Reading through the options, a lot of the suggestions are wildly unproven. The main considerations with a volunteer organization like this should be that when you move, you move for a good period of time and the place you move to is as easy to operate as possible (within your budget).
With the financial reserves, the short term solution (3-6 months) should probably be to stay on S3 with some tweaks and eat the 9k/month. If that 9k can be significantly reduced with some of the measures discussed here, that becomes even more attractive.
For longer term I would suggest doing a lot of due diligence before actually moving anywhere.
To be up front I work for the company I am going to suggest. American Cloud, https://americancloud.com, does not charge egress fees and we offer an Object Storage service similar to the S3 experience. We also would be more than happy to assist in the migration for free. If you are interested please email at firstname.lastname@example.org and I will get a meeting scheduled with our CEO, COO and CTO.
It could also be an option to have an option that allows sharing only the packages one has installed in order to save disk-space. I’d be up for that. It would also make it interesting to organizations that want to spin up a multiple instances of nixos machines in different datacenters.
I think it would also make it much easier for the community to contribute: “activate this flag and you contribute” vs “please donate money into this pot, it’s probably going where we say it is”.
I’m with @vs49688 : we probably want to hold all source archives and patches, but in general, we will have to be very careful when doing this. I’m sure there are other ways the cache has cached derivations from nixpkgs which cannot be rebuilt from scratch. (It took a long time before people noticed that fetchZip/postBuild changes broke many fonts).
If you set up a VPC with an S3 Gateway Endpoint (free), you then get free transfers for S3<->VPC. So you could shove a bunch of machines in there (which you still pay for, of course) to do this without paying to egress the entire contents of the bucket.
Every time I’ve looked at S3 Intelligent Tiering in my own work, the $0.0025 per 1,000 objects automation fee makes me nervous. According to @edolstra, there are 667M objects in the cache.nixos.org bucket, so you’re paying $1667.50/month in automation fees, and 3/4 of the bucket is already in Infrequent-Access tier by some mechanism or other. So Intelligent Tiering needs to move a lot of stuff to smarter storage classes to come out ahead (or we only turn it on for large NARs, or something).

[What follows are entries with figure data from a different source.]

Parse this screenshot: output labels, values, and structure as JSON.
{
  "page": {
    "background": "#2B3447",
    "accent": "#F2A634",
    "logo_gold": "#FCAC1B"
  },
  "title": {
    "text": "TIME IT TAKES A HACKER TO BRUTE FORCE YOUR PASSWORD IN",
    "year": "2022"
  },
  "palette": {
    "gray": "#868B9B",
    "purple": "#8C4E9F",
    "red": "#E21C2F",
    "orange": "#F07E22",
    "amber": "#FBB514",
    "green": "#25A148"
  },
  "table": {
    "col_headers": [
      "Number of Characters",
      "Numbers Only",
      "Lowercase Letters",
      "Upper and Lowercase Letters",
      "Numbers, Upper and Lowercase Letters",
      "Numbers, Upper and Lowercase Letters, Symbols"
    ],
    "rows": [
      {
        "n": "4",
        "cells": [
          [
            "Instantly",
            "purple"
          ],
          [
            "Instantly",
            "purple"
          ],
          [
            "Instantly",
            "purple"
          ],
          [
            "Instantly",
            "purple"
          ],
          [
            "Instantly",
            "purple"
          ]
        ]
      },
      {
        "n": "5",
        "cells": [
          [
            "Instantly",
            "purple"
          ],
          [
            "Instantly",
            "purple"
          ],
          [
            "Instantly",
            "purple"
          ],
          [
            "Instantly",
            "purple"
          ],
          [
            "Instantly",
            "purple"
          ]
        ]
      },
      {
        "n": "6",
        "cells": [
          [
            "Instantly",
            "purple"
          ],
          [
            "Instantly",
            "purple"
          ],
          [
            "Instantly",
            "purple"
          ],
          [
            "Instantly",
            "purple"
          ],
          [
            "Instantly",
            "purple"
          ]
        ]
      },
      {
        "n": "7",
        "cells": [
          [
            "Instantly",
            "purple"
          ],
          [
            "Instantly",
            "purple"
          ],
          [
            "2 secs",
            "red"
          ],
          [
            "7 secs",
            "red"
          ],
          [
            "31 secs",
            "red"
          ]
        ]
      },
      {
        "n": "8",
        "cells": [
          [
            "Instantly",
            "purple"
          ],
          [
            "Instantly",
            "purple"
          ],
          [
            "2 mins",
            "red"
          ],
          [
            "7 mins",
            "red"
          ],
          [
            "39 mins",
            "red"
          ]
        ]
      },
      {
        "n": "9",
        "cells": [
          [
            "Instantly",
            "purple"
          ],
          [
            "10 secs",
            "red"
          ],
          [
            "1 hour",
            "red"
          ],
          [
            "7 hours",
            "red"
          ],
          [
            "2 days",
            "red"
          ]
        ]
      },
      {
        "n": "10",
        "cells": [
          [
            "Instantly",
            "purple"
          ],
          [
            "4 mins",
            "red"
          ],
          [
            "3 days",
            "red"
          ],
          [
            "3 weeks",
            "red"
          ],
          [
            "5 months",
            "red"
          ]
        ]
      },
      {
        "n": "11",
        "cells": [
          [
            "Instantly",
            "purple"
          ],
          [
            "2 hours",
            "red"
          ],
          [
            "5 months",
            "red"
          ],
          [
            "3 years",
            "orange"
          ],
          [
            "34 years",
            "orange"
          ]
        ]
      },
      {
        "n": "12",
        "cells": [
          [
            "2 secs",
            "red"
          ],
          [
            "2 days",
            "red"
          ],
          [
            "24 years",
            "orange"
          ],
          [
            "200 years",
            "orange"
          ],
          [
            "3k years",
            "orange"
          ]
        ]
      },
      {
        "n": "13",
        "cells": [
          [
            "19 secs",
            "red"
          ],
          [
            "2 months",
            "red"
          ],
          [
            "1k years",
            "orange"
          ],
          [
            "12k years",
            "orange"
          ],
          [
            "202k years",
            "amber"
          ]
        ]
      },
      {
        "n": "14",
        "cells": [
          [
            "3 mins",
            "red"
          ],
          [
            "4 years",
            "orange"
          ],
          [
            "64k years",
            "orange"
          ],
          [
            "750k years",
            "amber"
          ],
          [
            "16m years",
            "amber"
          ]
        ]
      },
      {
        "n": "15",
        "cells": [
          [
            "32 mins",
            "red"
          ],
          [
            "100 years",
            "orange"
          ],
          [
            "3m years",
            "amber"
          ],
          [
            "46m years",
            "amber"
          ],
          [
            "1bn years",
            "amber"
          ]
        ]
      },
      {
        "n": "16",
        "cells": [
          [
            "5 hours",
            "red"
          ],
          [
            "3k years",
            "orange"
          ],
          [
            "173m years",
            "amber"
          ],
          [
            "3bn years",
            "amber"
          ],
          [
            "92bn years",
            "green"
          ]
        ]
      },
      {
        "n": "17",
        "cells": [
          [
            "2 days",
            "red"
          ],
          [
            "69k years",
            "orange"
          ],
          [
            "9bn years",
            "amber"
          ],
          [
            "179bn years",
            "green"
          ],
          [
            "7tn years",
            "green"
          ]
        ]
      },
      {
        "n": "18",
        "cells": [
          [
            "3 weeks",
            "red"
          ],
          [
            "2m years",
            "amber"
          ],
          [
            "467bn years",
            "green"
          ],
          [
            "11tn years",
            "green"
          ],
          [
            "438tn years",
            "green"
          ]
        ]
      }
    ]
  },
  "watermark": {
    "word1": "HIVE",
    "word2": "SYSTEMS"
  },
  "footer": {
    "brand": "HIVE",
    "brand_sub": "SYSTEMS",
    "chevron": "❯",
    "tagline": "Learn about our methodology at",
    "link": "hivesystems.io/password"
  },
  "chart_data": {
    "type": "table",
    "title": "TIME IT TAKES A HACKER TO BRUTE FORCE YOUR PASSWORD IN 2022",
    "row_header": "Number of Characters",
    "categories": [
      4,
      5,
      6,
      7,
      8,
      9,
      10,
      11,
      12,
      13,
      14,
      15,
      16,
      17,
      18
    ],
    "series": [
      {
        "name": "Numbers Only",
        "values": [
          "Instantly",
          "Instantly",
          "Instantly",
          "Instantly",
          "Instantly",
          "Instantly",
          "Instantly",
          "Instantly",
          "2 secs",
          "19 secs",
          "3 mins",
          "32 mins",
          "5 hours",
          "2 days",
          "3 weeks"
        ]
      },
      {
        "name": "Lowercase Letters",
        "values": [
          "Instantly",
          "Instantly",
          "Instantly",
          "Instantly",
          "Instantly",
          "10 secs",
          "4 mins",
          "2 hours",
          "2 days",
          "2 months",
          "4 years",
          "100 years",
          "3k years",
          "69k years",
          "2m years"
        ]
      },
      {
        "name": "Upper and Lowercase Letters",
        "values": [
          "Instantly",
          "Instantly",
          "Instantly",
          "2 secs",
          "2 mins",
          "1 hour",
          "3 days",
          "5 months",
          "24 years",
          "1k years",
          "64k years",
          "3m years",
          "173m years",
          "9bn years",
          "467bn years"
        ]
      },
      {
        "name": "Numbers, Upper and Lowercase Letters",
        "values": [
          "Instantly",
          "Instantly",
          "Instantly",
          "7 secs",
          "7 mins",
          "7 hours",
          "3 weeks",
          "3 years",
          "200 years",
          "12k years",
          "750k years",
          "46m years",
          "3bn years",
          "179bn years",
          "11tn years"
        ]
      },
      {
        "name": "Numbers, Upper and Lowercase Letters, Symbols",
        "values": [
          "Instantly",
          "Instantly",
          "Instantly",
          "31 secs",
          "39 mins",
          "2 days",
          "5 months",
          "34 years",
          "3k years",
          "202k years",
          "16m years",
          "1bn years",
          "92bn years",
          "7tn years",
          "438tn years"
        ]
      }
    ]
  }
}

I’m aware of some mirrors of hydra, which is very helpful. It should be easier to set up a mirror, and it should actively be promoted. There are more concerns than just storage, such as DNS Blocks, which effect reproducibility (another benefit of using something like bittorrent/ipfs as a substitution mechanism)
I host a website on IPFS (I also ran a few ipfs nodes manually), it’s been quite unstable overall and generally slow (which is th reason Dhall moved away from it as well, see Use GitHub as official source of Prelude? · Issue #162 · dhall-lang/dhall-lang · GitHub). However this was 5 years ago, if IPFS actually works readonably now I’m all for this proposal. Different parts of the cache can be hosted on different systems, and I already sacrifice my ssd to the nix gods, might as well contribute whatever cache I have to help with hosting costs. I wonder if anyone tested it enough to see if it works well in practice.
There have been many suggestions here but it seems like feedback from those that make decisions is missing (or at least I can’t find it).
How/where can we follow the decision making process? Are there calls we can listen in to? Maybe even recordings thereof as the community is worldwide and thus not in the same timezone.
Maybe due to the spread out nature of the community decisions are made async? (That’d be awesome BTW) If so, where do we follow this?
Maybe some people here work in the industry or have some server space and bandwidth they could share, but aren’t jumping in as things seem quite opaque. It’s even possible that a decision has already been made, so somebody with a solution and just getting back on the forum isn’t posting due to that assumption.
I have a question. Do peoples /nix directories also contain this information in a useful form to recreate parts of the cache? If so, perhaps that could be used in a scenario where there is a desire to recreate the cache with less egress costs? There could be a tool that given a list of wanted derivations checks what is present and uploads that.
Hashes could be computed and compared to validate the integrity, and eventually only what could not be retrieved from the community need to be exported.
Cumbersome and hopefully unneccessary but possibly an option?